Neuronal toxicity and recovery from early bortezomib-induced neuropathy: targeting the blood nerve barrier but not the dorsal root ganglion

Abstract

AbstractThe use of the first in class proteasome inhibitor Bortezomib (BTZ) is highly effective in the treatment of multiple myeloma. However, it’s long-term use is limited by the fact, that most treated patients develop dose limiting painful polyneuropathy. In some of the treated patients, pain resolves after variable timeframes, in others it persists, despite the discontinuation of treatment, with the underlying mechanisms poorly understood. One condition of neural toxicity is the ability to penetrate the blood nerve barrier. Here we present pathways involved in early bortezomib-induced polyneuropathy (BIPN) development and its resolution, in rats and in myeloma patients. One cycle of BTZ elicited transient mechanical hyperalgesia and cold allodynia in rats. Transcriptomic signature and network analysis revealed regulation of circadian, extracellular matrix, and immune genes within the nerve and modest changes in the dorsal root ganglia. Recovery processes resealed the small molecule leakiness of the perineurial barrier, reversed axonal swelling, and normalized small fiber density in the skin. Expression of the microtubule-associated cytoskeletal protein cortactin matched this process in the perineurium. Netrin-1 (Ntn1) as a known barrier sealer was also upregulated in pain resolution in nerve and skin. In patients with painful BIPN skin NTN1 was independent of axonal damage.
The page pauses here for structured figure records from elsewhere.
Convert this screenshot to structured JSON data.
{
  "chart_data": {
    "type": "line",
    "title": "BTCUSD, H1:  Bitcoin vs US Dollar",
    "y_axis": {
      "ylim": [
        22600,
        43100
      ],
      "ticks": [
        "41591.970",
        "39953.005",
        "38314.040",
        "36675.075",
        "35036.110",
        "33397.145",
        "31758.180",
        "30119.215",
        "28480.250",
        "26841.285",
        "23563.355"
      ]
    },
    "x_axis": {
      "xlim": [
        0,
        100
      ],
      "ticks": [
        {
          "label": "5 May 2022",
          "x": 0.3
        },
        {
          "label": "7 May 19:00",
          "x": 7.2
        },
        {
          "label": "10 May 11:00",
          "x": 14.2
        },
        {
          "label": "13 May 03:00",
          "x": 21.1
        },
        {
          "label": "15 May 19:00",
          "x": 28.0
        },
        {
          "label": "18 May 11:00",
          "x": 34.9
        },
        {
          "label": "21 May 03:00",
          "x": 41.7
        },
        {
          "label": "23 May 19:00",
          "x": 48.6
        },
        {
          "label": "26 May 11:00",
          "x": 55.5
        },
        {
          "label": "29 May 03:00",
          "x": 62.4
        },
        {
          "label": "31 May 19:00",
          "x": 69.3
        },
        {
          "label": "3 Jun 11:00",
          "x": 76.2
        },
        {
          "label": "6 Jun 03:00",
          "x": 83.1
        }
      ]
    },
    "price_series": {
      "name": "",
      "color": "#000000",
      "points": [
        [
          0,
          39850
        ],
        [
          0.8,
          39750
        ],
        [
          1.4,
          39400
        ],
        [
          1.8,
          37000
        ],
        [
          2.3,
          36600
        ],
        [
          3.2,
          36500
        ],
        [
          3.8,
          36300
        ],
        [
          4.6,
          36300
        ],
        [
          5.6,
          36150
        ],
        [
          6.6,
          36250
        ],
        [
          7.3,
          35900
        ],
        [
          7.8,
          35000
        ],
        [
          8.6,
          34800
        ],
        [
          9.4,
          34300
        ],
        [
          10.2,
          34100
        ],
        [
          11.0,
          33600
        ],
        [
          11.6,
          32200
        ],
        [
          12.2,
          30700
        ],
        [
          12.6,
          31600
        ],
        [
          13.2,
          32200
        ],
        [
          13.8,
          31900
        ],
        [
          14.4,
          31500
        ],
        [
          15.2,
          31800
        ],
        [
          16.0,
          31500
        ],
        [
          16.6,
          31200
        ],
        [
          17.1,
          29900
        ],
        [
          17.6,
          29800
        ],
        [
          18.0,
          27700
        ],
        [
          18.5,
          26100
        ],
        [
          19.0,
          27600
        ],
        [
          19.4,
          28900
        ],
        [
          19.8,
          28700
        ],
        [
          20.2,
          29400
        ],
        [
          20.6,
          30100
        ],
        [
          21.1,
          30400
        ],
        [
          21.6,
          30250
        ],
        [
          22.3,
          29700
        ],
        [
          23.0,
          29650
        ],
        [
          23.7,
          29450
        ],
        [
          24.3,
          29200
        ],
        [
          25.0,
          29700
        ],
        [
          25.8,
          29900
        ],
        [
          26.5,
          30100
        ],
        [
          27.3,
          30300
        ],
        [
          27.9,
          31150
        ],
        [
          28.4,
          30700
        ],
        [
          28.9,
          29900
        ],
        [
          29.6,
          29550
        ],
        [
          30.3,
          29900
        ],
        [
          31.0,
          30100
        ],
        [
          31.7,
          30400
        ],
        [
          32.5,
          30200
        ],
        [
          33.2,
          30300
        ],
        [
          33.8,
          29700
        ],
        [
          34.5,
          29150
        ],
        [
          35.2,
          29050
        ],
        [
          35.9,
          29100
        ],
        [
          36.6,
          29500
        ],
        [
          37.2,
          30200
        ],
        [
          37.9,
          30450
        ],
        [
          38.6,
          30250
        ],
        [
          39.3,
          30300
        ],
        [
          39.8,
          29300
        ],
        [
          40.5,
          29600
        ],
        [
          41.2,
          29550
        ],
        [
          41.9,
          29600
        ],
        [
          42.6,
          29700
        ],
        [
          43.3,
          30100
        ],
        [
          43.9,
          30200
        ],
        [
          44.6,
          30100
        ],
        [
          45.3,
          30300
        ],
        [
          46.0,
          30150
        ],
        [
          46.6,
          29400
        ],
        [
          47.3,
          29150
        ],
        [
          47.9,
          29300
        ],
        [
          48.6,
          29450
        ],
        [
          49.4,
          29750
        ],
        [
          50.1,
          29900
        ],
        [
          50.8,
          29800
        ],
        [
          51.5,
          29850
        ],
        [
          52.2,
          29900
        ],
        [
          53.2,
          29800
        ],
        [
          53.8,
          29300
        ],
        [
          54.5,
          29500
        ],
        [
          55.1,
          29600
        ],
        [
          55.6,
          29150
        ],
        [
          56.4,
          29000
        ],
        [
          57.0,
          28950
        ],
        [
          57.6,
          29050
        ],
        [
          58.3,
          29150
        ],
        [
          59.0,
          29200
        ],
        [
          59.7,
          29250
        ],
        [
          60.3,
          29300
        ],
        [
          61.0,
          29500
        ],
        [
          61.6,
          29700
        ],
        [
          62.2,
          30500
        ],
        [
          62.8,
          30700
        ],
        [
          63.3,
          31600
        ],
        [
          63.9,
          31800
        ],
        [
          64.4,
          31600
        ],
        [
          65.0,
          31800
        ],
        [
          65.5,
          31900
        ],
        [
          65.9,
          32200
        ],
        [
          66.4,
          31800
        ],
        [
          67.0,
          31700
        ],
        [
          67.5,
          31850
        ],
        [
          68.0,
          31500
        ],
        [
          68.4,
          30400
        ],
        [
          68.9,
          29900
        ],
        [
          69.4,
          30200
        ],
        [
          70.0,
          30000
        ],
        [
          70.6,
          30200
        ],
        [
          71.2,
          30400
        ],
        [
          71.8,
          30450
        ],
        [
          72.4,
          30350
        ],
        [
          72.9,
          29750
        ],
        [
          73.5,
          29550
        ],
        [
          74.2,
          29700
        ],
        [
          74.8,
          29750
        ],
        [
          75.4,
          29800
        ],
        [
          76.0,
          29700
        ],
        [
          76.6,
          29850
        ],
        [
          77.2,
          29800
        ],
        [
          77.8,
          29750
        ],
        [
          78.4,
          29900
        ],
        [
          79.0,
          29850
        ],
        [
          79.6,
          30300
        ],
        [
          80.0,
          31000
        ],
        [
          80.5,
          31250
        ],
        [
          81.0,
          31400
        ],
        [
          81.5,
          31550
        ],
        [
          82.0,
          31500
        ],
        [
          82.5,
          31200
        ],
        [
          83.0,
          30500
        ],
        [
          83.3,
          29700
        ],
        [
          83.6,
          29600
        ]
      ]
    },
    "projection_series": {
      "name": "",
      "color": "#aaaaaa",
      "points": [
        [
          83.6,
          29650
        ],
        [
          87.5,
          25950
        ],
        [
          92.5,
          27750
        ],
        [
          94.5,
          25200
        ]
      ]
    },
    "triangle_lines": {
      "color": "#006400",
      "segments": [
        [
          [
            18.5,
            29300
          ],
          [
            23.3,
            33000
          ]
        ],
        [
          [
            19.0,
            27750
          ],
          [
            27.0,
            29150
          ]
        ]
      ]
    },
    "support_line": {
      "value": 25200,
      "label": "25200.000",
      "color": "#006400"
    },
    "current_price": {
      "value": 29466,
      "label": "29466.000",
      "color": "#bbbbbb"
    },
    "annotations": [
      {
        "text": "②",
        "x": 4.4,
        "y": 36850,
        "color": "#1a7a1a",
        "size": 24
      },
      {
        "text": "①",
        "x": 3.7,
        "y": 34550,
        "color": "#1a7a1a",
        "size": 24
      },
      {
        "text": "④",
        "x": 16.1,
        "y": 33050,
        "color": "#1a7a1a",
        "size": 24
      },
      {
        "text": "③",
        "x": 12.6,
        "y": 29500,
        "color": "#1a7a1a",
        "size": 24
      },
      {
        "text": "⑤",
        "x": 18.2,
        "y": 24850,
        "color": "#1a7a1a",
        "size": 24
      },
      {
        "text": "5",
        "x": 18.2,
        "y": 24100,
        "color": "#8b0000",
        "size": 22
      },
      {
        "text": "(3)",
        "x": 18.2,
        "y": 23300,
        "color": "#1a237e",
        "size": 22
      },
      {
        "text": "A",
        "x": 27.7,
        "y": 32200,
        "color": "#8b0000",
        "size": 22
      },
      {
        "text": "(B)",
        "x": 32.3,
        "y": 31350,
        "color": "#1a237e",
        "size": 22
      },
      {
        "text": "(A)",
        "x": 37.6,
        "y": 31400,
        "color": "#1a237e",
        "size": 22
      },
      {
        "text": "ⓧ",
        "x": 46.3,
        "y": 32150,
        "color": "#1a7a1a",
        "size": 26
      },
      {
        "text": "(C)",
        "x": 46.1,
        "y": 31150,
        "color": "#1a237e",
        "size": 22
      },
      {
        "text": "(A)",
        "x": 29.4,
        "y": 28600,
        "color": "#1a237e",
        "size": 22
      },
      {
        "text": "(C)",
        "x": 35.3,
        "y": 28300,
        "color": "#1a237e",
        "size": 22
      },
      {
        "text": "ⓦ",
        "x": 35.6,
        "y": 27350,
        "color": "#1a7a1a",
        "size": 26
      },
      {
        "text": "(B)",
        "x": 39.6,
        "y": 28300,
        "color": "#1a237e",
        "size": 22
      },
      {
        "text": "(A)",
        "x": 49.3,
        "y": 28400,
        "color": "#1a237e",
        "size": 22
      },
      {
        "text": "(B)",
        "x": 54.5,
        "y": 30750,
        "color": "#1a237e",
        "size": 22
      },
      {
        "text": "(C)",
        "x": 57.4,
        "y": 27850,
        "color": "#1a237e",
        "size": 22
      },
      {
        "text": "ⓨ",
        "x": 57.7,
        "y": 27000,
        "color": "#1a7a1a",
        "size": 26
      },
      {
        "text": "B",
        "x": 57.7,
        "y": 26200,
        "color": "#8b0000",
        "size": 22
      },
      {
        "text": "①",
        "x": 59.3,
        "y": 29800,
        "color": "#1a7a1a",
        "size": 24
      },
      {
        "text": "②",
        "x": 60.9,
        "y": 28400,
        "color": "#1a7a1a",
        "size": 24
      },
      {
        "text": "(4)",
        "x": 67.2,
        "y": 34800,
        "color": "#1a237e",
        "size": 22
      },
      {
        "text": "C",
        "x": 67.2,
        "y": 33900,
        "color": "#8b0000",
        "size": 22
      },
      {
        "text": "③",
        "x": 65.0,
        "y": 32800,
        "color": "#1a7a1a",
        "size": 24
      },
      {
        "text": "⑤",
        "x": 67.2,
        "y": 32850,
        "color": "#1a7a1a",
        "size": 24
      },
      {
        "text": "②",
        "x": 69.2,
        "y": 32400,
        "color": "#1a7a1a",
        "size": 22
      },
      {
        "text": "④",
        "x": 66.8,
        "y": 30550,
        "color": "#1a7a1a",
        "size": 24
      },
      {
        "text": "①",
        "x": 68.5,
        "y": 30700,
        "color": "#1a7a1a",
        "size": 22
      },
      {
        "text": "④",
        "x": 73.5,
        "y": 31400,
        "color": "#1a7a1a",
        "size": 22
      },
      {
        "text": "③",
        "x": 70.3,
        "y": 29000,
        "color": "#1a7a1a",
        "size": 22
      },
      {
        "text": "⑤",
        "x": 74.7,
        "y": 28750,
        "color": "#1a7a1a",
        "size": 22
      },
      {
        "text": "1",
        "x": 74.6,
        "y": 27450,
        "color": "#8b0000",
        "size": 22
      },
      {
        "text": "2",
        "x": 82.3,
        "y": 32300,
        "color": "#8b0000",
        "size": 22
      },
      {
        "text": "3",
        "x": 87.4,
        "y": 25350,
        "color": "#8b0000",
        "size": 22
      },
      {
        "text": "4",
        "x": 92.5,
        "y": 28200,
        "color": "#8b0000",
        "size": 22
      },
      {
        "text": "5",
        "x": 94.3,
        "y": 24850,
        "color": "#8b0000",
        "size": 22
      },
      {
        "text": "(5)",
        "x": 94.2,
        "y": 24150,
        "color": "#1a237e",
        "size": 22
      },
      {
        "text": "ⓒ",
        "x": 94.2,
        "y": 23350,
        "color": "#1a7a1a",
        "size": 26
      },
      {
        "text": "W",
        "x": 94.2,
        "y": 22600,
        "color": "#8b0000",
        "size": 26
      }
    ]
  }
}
In summary, our data demonstrate that early BTZ toxicity targets mainly the nerve and indicates that pain resolution could be supported by protective growth factors like Ntn1 for remodeling of the extracellular matrix and neuronal barriers.SummaryBortezomib leads to dose-limiting painful polyneuropathy. Already in the first cycle, BTZ toxicity weakens the blood nerve barrier which reseals upon upregulation of netrin-1.